還有,逸墨居的人手其實應該也夠了,昨日見過二公子以後,二小姐就特地問蔡姨娘討了這個丫頭進來,又到底是為了什麼呢?
寒香是個聰明人,她八歲進府,在北宮家呆了也有十年了,這其中的爾虞我詐也看得許多了,自然明白能在這個大宅里生存下去,且活得風生水起的人,除非像世子這樣有太夫人護著,其他人,哪個暗地裡沒有做過一些手腳的?
就算是當初差點憶女成狂的大夫人,也不是個蠢笨的人。
寒香往北宮玉房間而去,剛到門口,就差點撞上一個人。
「二老爺,你怎麼會來這裡?」她看著北宮勤,有些納悶。
北宮勤笑道:「太夫人找我有事,路過這裡,就來看看世子。」
「哦!」寒香點點頭,「二老爺還沒進去吧,奴婢帶您進去。」
北宮勤點點頭:「剛到門口。」
寒香看看他身後,奇道:「二老爺出門怎么小廝丫鬟都沒帶一個?」
「哦,世子是病人,我讓他們在門口候著了,怕打擾了他。」
「二老爺想得真是周到。」寒香點點頭,撩開帘子,「二老爺請。」
北宮勤點點頭,低頭走了進去,看到熟睡的北宮玉問道:「聽說前些日子醒來過?」
「哦,兩日前是醒過,後來又睡著了。」寒香老實回答。
北宮勤又點點頭:「看來馥兒的藥方確實有點效果。」
寒香笑道:「二小姐的醫術確實非常好。」
「哼,不是剛死了一個嗎?」北宮勤冷笑一聲。
從骨子裡,他還是對北宮馥非常不屑的,儘管他對岑風欣也沒什麼感情,不過這個時候拿來說事算是最好的了。
「二老爺,二夫人的死是個意外,不能怪二小姐的。

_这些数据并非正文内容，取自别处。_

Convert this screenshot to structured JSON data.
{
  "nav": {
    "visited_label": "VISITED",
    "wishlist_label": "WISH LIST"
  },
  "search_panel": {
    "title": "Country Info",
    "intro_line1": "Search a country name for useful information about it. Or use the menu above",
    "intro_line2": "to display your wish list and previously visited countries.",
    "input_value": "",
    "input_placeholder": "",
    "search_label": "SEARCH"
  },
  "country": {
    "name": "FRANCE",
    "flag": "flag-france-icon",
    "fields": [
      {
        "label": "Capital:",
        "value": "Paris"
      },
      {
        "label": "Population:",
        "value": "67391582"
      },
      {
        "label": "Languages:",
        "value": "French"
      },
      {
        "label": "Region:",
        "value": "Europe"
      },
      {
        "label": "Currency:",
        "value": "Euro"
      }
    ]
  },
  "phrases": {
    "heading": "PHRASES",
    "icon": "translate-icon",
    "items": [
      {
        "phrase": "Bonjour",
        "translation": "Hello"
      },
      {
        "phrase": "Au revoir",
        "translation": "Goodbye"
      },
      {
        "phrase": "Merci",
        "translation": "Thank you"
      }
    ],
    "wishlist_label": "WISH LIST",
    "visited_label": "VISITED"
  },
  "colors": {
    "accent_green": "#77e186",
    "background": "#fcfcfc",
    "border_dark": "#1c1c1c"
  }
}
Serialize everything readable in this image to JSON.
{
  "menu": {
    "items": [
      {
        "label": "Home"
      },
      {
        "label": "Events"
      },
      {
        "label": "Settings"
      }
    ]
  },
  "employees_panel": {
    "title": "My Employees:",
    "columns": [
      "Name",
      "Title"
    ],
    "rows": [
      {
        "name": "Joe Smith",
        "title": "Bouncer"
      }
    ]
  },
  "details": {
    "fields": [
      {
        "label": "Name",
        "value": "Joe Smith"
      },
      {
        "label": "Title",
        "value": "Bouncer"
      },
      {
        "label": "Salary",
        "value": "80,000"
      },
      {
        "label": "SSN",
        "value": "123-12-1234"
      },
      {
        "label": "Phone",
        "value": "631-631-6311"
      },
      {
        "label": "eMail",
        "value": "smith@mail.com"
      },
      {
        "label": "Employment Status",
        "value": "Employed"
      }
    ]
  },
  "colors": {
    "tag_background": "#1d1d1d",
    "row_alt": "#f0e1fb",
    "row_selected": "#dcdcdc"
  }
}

」
「不怪她怪誰?!」北宮勤冷哼一聲,「若不是她把那個禍害帶進了門,我夫人又怎麼會死?」
寒香不敢再言語,見他坐了一會兒,就聽到外面紅葉的聲音傳來:「寒香姐姐,世子的藥好了。」
「哦,端進來吧。」寒香幫忙打了帘子,紅葉端著藥碗走了進來。
北宮勤皺了一下眉頭:「這個丫頭,我好像之前沒有見到過?」
「回二老爺的話,這是剛來的丫頭,叫紅葉,來了兩三日,所以二老爺沒有見過。」寒香忙解釋。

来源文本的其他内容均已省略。